Skip to content

featurebyte.SparkDetails

class SparkDetails(
*,
host: StrictStr="127.0.0.1",
port: int=10000,
http_path: StrictStr="cliservice",
use_http_transport: bool=False,
use_ssl: bool=False,
storage_type: StorageType,
storage_url: str,
storage_path: StrictStr,
catalog_name: StrictStr,
schema_name: StrictStr
)

Description

Model for details used to connect to a Spark data source.

Parameters

  • host: StrictStr
    default: "127.0.0.1"
    The server where your spark cluster is hosted.

  • port: int
    default: 10000
    The port your spark cluster is hosted on.

  • http_path: StrictStr
    default: "cliservice"
    Spark compute resource URL.

  • use_http_transport: bool
    default: False
    Configuration on whether to use HTTP as our transport layer. Defaults to Thrift

  • use_ssl: bool
    default: False
    Configuration on whether to use SSL. Only applicable if use_http_transport is set to True.

  • storage_type: StorageType
    Storage type of where we will be persisting the feature store to.

  • storage_url: str
    URL of where we will be uploading our custom UDFs to.

  • storage_path: StrictStr
    Path where we will be reading our data from. Note that this technically points to the same location as the storage_url. However, the format that the warehouse accepts differs between the read and write path, and as such, we require two fields.

  • catalog_name: StrictStr
    The name of the catalog to use for creation of output tables.

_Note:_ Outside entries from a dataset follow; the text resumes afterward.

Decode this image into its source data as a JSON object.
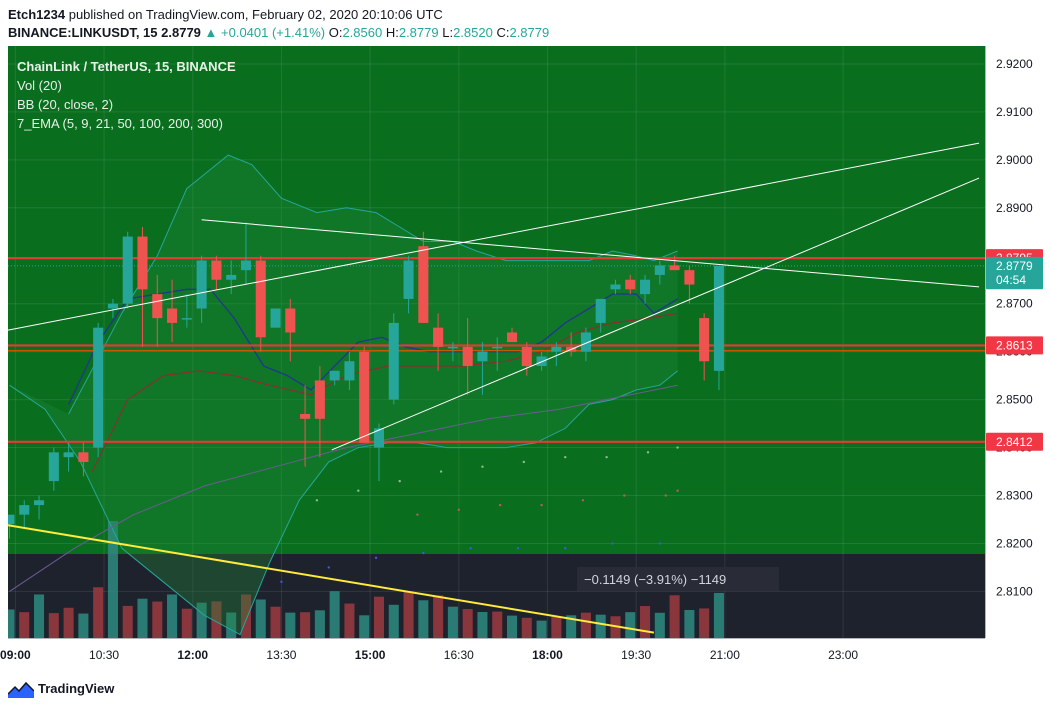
{
  "header": {
    "publisher": "Etch1234",
    "published_text": "published on TradingView.com, February 02, 2020 20:10:06 UTC",
    "symbol": "BINANCE:LINKUSDT, 15",
    "last": "2.8779",
    "change": "▲ +0.0401 (+1.41%)",
    "o_label": "O:",
    "o_value": "2.8560",
    "h_label": "H:",
    "h_value": "2.8779",
    "l_label": "L:",
    "l_value": "2.8520",
    "c_label": "C:",
    "c_value": "2.8779"
  },
  "legend": {
    "title": "ChainLink / TetherUS, 15, BINANCE",
    "vol": "Vol (20)",
    "bb": "BB (20, close, 2)",
    "ema": "7_EMA (5, 9, 21, 50, 100, 200, 300)"
  },
  "measure_label": "−0.1149 (−3.91%) −1149",
  "footer": {
    "brand": "TradingView"
  },
  "chart_data": {
    "type": "candlestick",
    "symbol": "LINKUSDT",
    "interval": "15",
    "ylim": [
      2.802,
      2.923
    ],
    "y_ticks": [
      "2.9200",
      "2.9100",
      "2.9000",
      "2.8900",
      "2.8700",
      "2.8600",
      "2.8500",
      "2.8400",
      "2.8300",
      "2.8200",
      "2.8100"
    ],
    "y_tick_values": [
      2.92,
      2.91,
      2.9,
      2.89,
      2.87,
      2.86,
      2.85,
      2.84,
      2.83,
      2.82,
      2.81
    ],
    "x_ticks": [
      "09:00",
      "10:30",
      "12:00",
      "13:30",
      "15:00",
      "16:30",
      "18:00",
      "19:30",
      "21:00",
      "23:00"
    ],
    "x_tick_hours": [
      9,
      10.5,
      12,
      13.5,
      15,
      16.5,
      18,
      19.5,
      21,
      23
    ],
    "x_range_hours": [
      8.875,
      25.4
    ],
    "price_labels": [
      {
        "text": "2.8795",
        "value": 2.8795,
        "color": "#f23645"
      },
      {
        "text": "2.8779",
        "value": 2.8779,
        "color": "#26a69a"
      },
      {
        "text": "04:54",
        "value": 2.8749,
        "color": "#26a69a"
      },
      {
        "text": "2.8613",
        "value": 2.8613,
        "color": "#f23645"
      },
      {
        "text": "2.8412",
        "value": 2.8412,
        "color": "#f23645"
      }
    ],
    "horizontal_levels": [
      2.8795,
      2.8613,
      2.8412
    ],
    "candles": [
      [
        2.824,
        2.826,
        2.821,
        2.826
      ],
      [
        2.826,
        2.829,
        2.823,
        2.828
      ],
      [
        2.828,
        2.83,
        2.825,
        2.829
      ],
      [
        2.833,
        2.84,
        2.831,
        2.839
      ],
      [
        2.838,
        2.841,
        2.835,
        2.839
      ],
      [
        2.839,
        2.841,
        2.834,
        2.837
      ],
      [
        2.84,
        2.866,
        2.838,
        2.865
      ],
      [
        2.869,
        2.871,
        2.867,
        2.87
      ],
      [
        2.87,
        2.885,
        2.869,
        2.884
      ],
      [
        2.884,
        2.886,
        2.861,
        2.873
      ],
      [
        2.872,
        2.876,
        2.861,
        2.867
      ],
      [
        2.869,
        2.875,
        2.862,
        2.866
      ],
      [
        2.867,
        2.872,
        2.865,
        2.867
      ],
      [
        2.869,
        2.88,
        2.866,
        2.879
      ],
      [
        2.879,
        2.88,
        2.873,
        2.875
      ],
      [
        2.875,
        2.879,
        2.872,
        2.876
      ],
      [
        2.877,
        2.887,
        2.874,
        2.879
      ],
      [
        2.879,
        2.88,
        2.86,
        2.863
      ],
      [
        2.865,
        2.869,
        2.865,
        2.869
      ],
      [
        2.869,
        2.871,
        2.858,
        2.864
      ],
      [
        2.847,
        2.853,
        2.836,
        2.846
      ],
      [
        2.854,
        2.857,
        2.838,
        2.846
      ],
      [
        2.854,
        2.856,
        2.853,
        2.856
      ],
      [
        2.854,
        2.86,
        2.852,
        2.858
      ],
      [
        2.86,
        2.861,
        2.841,
        2.841
      ],
      [
        2.84,
        2.845,
        2.833,
        2.844
      ],
      [
        2.85,
        2.868,
        2.849,
        2.866
      ],
      [
        2.871,
        2.88,
        2.868,
        2.879
      ],
      [
        2.882,
        2.885,
        2.866,
        2.866
      ],
      [
        2.865,
        2.868,
        2.856,
        2.861
      ],
      [
        2.861,
        2.862,
        2.858,
        2.861
      ],
      [
        2.861,
        2.867,
        2.851,
        2.857
      ],
      [
        2.858,
        2.862,
        2.851,
        2.86
      ],
      [
        2.861,
        2.863,
        2.856,
        2.861
      ],
      [
        2.864,
        2.865,
        2.862,
        2.862
      ],
      [
        2.861,
        2.862,
        2.855,
        2.857
      ],
      [
        2.857,
        2.86,
        2.856,
        2.859
      ],
      [
        2.86,
        2.862,
        2.857,
        2.861
      ],
      [
        2.861,
        2.864,
        2.859,
        2.86
      ],
      [
        2.86,
        2.865,
        2.858,
        2.864
      ],
      [
        2.866,
        2.871,
        2.864,
        2.871
      ],
      [
        2.873,
        2.875,
        2.872,
        2.874
      ],
      [
        2.875,
        2.876,
        2.872,
        2.873
      ],
      [
        2.872,
        2.876,
        2.87,
        2.875
      ],
      [
        2.876,
        2.879,
        2.874,
        2.878
      ],
      [
        2.878,
        2.88,
        2.877,
        2.877
      ],
      [
        2.877,
        2.878,
        2.87,
        2.874
      ],
      [
        2.867,
        2.868,
        2.854,
        2.858
      ],
      [
        2.856,
        2.8779,
        2.852,
        2.8779
      ]
    ],
    "volume": [
      [
        1820,
        1
      ],
      [
        1650,
        0
      ],
      [
        2780,
        1
      ],
      [
        1590,
        0
      ],
      [
        1930,
        0
      ],
      [
        1560,
        1
      ],
      [
        3240,
        0
      ],
      [
        4920,
        1
      ],
      [
        2050,
        0
      ],
      [
        2510,
        1
      ],
      [
        2330,
        0
      ],
      [
        2780,
        1
      ],
      [
        1870,
        0
      ],
      [
        2260,
        1
      ],
      [
        2340,
        0
      ],
      [
        1630,
        1
      ],
      [
        2780,
        0
      ],
      [
        2460,
        1
      ],
      [
        2000,
        0
      ],
      [
        1620,
        1
      ],
      [
        1650,
        0
      ],
      [
        1770,
        1
      ],
      [
        2990,
        1
      ],
      [
        2200,
        0
      ],
      [
        1450,
        1
      ],
      [
        2640,
        0
      ],
      [
        2120,
        1
      ],
      [
        2950,
        0
      ],
      [
        2410,
        1
      ],
      [
        2720,
        0
      ],
      [
        2000,
        1
      ],
      [
        1850,
        0
      ],
      [
        1660,
        1
      ],
      [
        1690,
        0
      ],
      [
        1430,
        1
      ],
      [
        1290,
        0
      ],
      [
        1110,
        1
      ],
      [
        1340,
        0
      ],
      [
        1450,
        1
      ],
      [
        1620,
        0
      ],
      [
        1490,
        1
      ],
      [
        1390,
        0
      ],
      [
        1650,
        1
      ],
      [
        2040,
        0
      ],
      [
        1610,
        1
      ],
      [
        2730,
        0
      ],
      [
        1790,
        1
      ],
      [
        1890,
        0
      ],
      [
        2880,
        1
      ]
    ],
    "volume_max": 5500,
    "bollinger_upper": [
      [
        9.9,
        2.847
      ],
      [
        10.8,
        2.868
      ],
      [
        11.4,
        2.88
      ],
      [
        11.9,
        2.894
      ],
      [
        12.3,
        2.898
      ],
      [
        12.6,
        2.901
      ],
      [
        13.0,
        2.899
      ],
      [
        13.5,
        2.892
      ],
      [
        14.1,
        2.889
      ],
      [
        14.6,
        2.89
      ],
      [
        15.1,
        2.889
      ],
      [
        15.5,
        2.886
      ],
      [
        15.9,
        2.883
      ],
      [
        16.4,
        2.883
      ],
      [
        16.8,
        2.881
      ],
      [
        17.3,
        2.879
      ],
      [
        17.8,
        2.879
      ],
      [
        18.3,
        2.879
      ],
      [
        18.7,
        2.879
      ],
      [
        19.1,
        2.881
      ],
      [
        19.5,
        2.88
      ],
      [
        19.8,
        2.879
      ],
      [
        20.2,
        2.881
      ]
    ],
    "bollinger_lower": [
      [
        8.9,
        2.853
      ],
      [
        9.5,
        2.848
      ],
      [
        10.1,
        2.837
      ],
      [
        10.8,
        2.819
      ],
      [
        11.5,
        2.812
      ],
      [
        12.2,
        2.805
      ],
      [
        12.8,
        2.801
      ],
      [
        13.3,
        2.816
      ],
      [
        13.8,
        2.829
      ],
      [
        14.3,
        2.837
      ],
      [
        14.8,
        2.84
      ],
      [
        15.3,
        2.841
      ],
      [
        15.8,
        2.841
      ],
      [
        16.3,
        2.84
      ],
      [
        16.8,
        2.84
      ],
      [
        17.3,
        2.84
      ],
      [
        17.8,
        2.841
      ],
      [
        18.3,
        2.844
      ],
      [
        18.7,
        2.849
      ],
      [
        19.1,
        2.85
      ],
      [
        19.5,
        2.852
      ],
      [
        19.9,
        2.853
      ],
      [
        20.2,
        2.856
      ]
    ],
    "ema_fast": [
      [
        9.9,
        2.849
      ],
      [
        10.4,
        2.862
      ],
      [
        10.9,
        2.871
      ],
      [
        11.4,
        2.872
      ],
      [
        11.9,
        2.873
      ],
      [
        12.3,
        2.873
      ],
      [
        12.7,
        2.867
      ],
      [
        13.2,
        2.857
      ],
      [
        13.6,
        2.855
      ],
      [
        14.0,
        2.852
      ],
      [
        14.4,
        2.857
      ],
      [
        14.8,
        2.862
      ],
      [
        15.2,
        2.863
      ],
      [
        15.6,
        2.861
      ],
      [
        16.0,
        2.86
      ],
      [
        16.5,
        2.86
      ],
      [
        17.0,
        2.86
      ],
      [
        17.5,
        2.86
      ],
      [
        17.9,
        2.862
      ],
      [
        18.3,
        2.866
      ],
      [
        18.7,
        2.869
      ],
      [
        19.1,
        2.872
      ],
      [
        19.5,
        2.872
      ],
      [
        19.8,
        2.868
      ],
      [
        20.2,
        2.871
      ]
    ],
    "ema_slow": [
      [
        10.3,
        2.835
      ],
      [
        10.9,
        2.85
      ],
      [
        11.5,
        2.855
      ],
      [
        12.1,
        2.856
      ],
      [
        12.7,
        2.855
      ],
      [
        13.3,
        2.853
      ],
      [
        14.0,
        2.851
      ],
      [
        14.6,
        2.855
      ],
      [
        15.3,
        2.857
      ],
      [
        16.0,
        2.857
      ],
      [
        16.6,
        2.857
      ],
      [
        17.3,
        2.858
      ],
      [
        17.9,
        2.86
      ],
      [
        18.5,
        2.864
      ],
      [
        19.1,
        2.866
      ],
      [
        19.7,
        2.867
      ],
      [
        20.2,
        2.868
      ]
    ],
    "ema_long": [
      [
        8.9,
        2.81
      ],
      [
        10.0,
        2.819
      ],
      [
        11.0,
        2.826
      ],
      [
        12.2,
        2.832
      ],
      [
        13.4,
        2.836
      ],
      [
        14.6,
        2.84
      ],
      [
        15.8,
        2.843
      ],
      [
        17.0,
        2.846
      ],
      [
        18.2,
        2.848
      ],
      [
        19.4,
        2.851
      ],
      [
        20.2,
        2.853
      ]
    ],
    "ema_dots_1": [
      [
        14.1,
        2.829
      ],
      [
        14.8,
        2.831
      ],
      [
        15.5,
        2.833
      ],
      [
        16.2,
        2.835
      ],
      [
        16.9,
        2.836
      ],
      [
        17.6,
        2.837
      ],
      [
        18.3,
        2.838
      ],
      [
        19.0,
        2.838
      ],
      [
        19.7,
        2.839
      ],
      [
        20.2,
        2.84
      ]
    ],
    "ema_dots_2": [
      [
        15.8,
        2.826
      ],
      [
        16.5,
        2.827
      ],
      [
        17.2,
        2.828
      ],
      [
        17.9,
        2.828
      ],
      [
        18.6,
        2.829
      ],
      [
        19.3,
        2.83
      ],
      [
        20.0,
        2.83
      ],
      [
        20.2,
        2.831
      ]
    ],
    "ema_dots_3": [
      [
        13.5,
        2.812
      ],
      [
        14.3,
        2.815
      ],
      [
        15.1,
        2.817
      ],
      [
        15.9,
        2.818
      ],
      [
        16.7,
        2.819
      ],
      [
        17.5,
        2.819
      ],
      [
        18.3,
        2.819
      ],
      [
        19.1,
        2.82
      ],
      [
        19.9,
        2.82
      ]
    ],
    "trendlines": [
      {
        "from": [
          8.875,
          2.8645
        ],
        "to": [
          25.3,
          2.9035
        ],
        "color": "#ffffff"
      },
      {
        "from": [
          12.15,
          2.8875
        ],
        "to": [
          25.3,
          2.8735
        ],
        "color": "#ffffff"
      },
      {
        "from": [
          14.35,
          2.8395
        ],
        "to": [
          25.3,
          2.8962
        ],
        "color": "#ffffff"
      },
      {
        "from": [
          8.875,
          2.8238
        ],
        "to": [
          19.8,
          2.8014
        ],
        "color": "#ffeb3b"
      }
    ]
  }
}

  • schema_name: StrictStr
    The name of the schema to use for creation of output tables.

Examples

>>> details = fb.SparkDetails(
...   host="<host>",
...   port=10003,
...   catalog_name="spark_catalog",
...   schema_name="<schema_name>",
...   storage_type=fb.StorageType.S3,
...   storage_url="<storage_url>",
...   storage_path="gs://dataproc-cluster-staging/{<schema_name>}"
... )